XBRL is a collection of standardized tags for line items in financial statements.  Companies are required to use the list of tags, or "taxonomy," established by XBRL U.S., set forth in the SEC's EDGAR Filer Manual.  There are currently 15,000 data elements available.  A separate list of tags has been prepared for IFRS.  The SEC allows a company to create a company-specific element called an extension where a standard tag in unavailable.  However, the SEC wants to limit the extensions created where an appropriate financial statement element exists. 

A company can complete the tagging process by either purchasing commercially available software and tagging the financial statements itself or outsourcing it to a service provider and validating the tagged data.  The tagged information can be downloaded by investors and analysts directly into spreadsheets, analyzed using off the shelf software and used within financial models. Investors and analysts can also compare financial data across companies, reporting periods and industries. 

When Does My Company Need to Comply?

The phase-in for mandatory XBRL filing is three years.  The first year's phase-in group consists of all domestic and foreign large accelerated filers using U.S. GAAP and having a public float of $5 billion or greater.  These filers will be required to file XBRL exhibits beginning with the first fiscal period ending on or after June 15, 2009 (e.g., the second quarter Form 10-Q for calendar year companies).  In the second year, all other domestic and foreign large accelerated filers using U.S. GAAP will be subject to mandatory XBRL filing beginning with the first fiscal period ending on or after June 15, 2010.  All remaining filers using U.S. GAAP, including smaller reporting companies, and all non-U.S. filers that prepare their financial statements in accordance with IFRS will become subject to the XBRL filing rules beginning with the first fiscal period ending on or after June 15, 2011. 

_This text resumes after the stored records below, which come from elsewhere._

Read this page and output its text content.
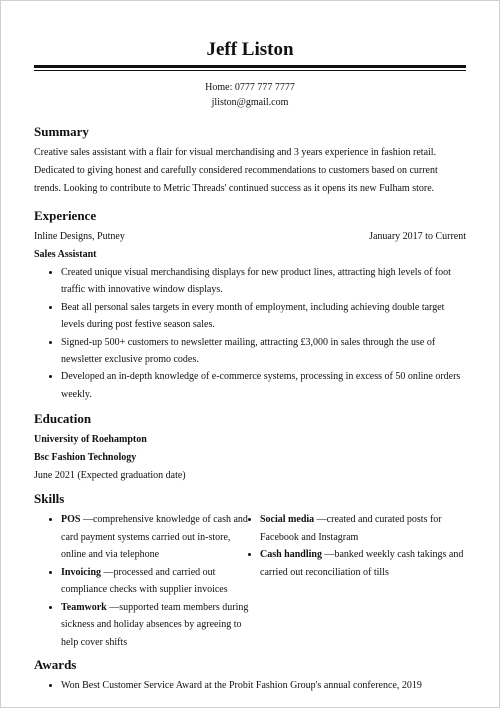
Jeff Liston
Home: 0777 777 7777
jliston@gmail.com
Summary

Creative sales assistant with a flair for visual merchandising and 3 years experience in fashion retail. Dedicated to giving honest and carefully considered recommendations to customers based on current trends. Looking to contribute to Metric Threads' continued success as it opens its new Fulham store.

Experience
Inline Designs, Putney	January 2017 to Current
Sales Assistant
• Created unique visual merchandising displays for new product lines, attracting high levels of foot traffic with innovative window displays.
• Beat all personal sales targets in every month of employment, including achieving double target levels during post festive season sales.
• Signed-up 500+ customers to newsletter mailing, attracting £3,000 in sales through the use of newsletter exclusive promo codes.
• Developed an in-depth knowledge of e-commerce systems, processing in excess of 50 online orders weekly.
Education
University of Roehampton
Bsc Fashion Technology
June 2021 (Expected graduation date)
Skills
• POS —comprehensive knowledge of cash and card payment systems carried out in-store, online and via telephone
• Invoicing —processed and carried out compliance checks with supplier invoices
• Teamwork —supported team members during sickness and holiday absences by agreeing to help cover shifts
• Social media —created and curated posts for Facebook and Instagram
• Cash handling —banked weekly cash takings and carried out reconciliation of tills
Awards
• Won Best Customer Service Award at the Probit Fashion Group's annual conference, 2019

The tagging requirement applies to all periods on the face of the financial statements.  Each company subject to mandatory XBRL filing will follow a two-year phase-in of the XBRL tagging requirements.  In the first year of tagging, the footnotes and schedules can be tagged as blocked text.  For the second year, all relevant information in the footnotes and schedules will need to be tagged.  Although tagging of narrative disclosures will be permitted, it will not be required.

The XBRL data will be filed as Exhibit 101 under Item 601 of Regulation S-K, but will not otherwise change the current financial statement filing requirements in the HTML or ASCII formats.  The rules will also require a company to post its XBRL data on its website on the earlier of the day the information was filed with the SEC or the day the information was required to be filed.  A company is required to include the actual material on its website rather than including a hyperlink to the SEC exhibit.

A 30-day grace period is permitted for a company's first required XBRL exhibit.  There is also a 30-day grace period in the second year for the detailed information tagged in the footnotes and schedules.  Companies utilizing the grace period are required to file the exhibit as an amendment to the filing. 

Liability and Failure to Comply

The raw data submitted to the SEC in the interactive data file will be excluded from the officer certification requirements under the Securities Exchange Act of 1934, will be deemed not filed and will not be audited.  This data is protected from liability during a company's first two years of filing XBRL exhibits if it fails to comply with the tagging requirements, provided that a company used good faith and reasonable efforts and corrected the failure after becoming aware of it.  The XBRL data will, however, be subject to the federal securities anti-fraud provisions. 

If a company does not timely file or post to its website the XBRL exhibit, the company will be deemed not current in its Exchange Act reports and ineligible (until it files the required XBRL exhibit) for short form registration or the resale exemption under Rule 144.  Additionally, there are hardship exemptions from the XBRL requirements when a company experiences technical difficulties or undue burden or expense.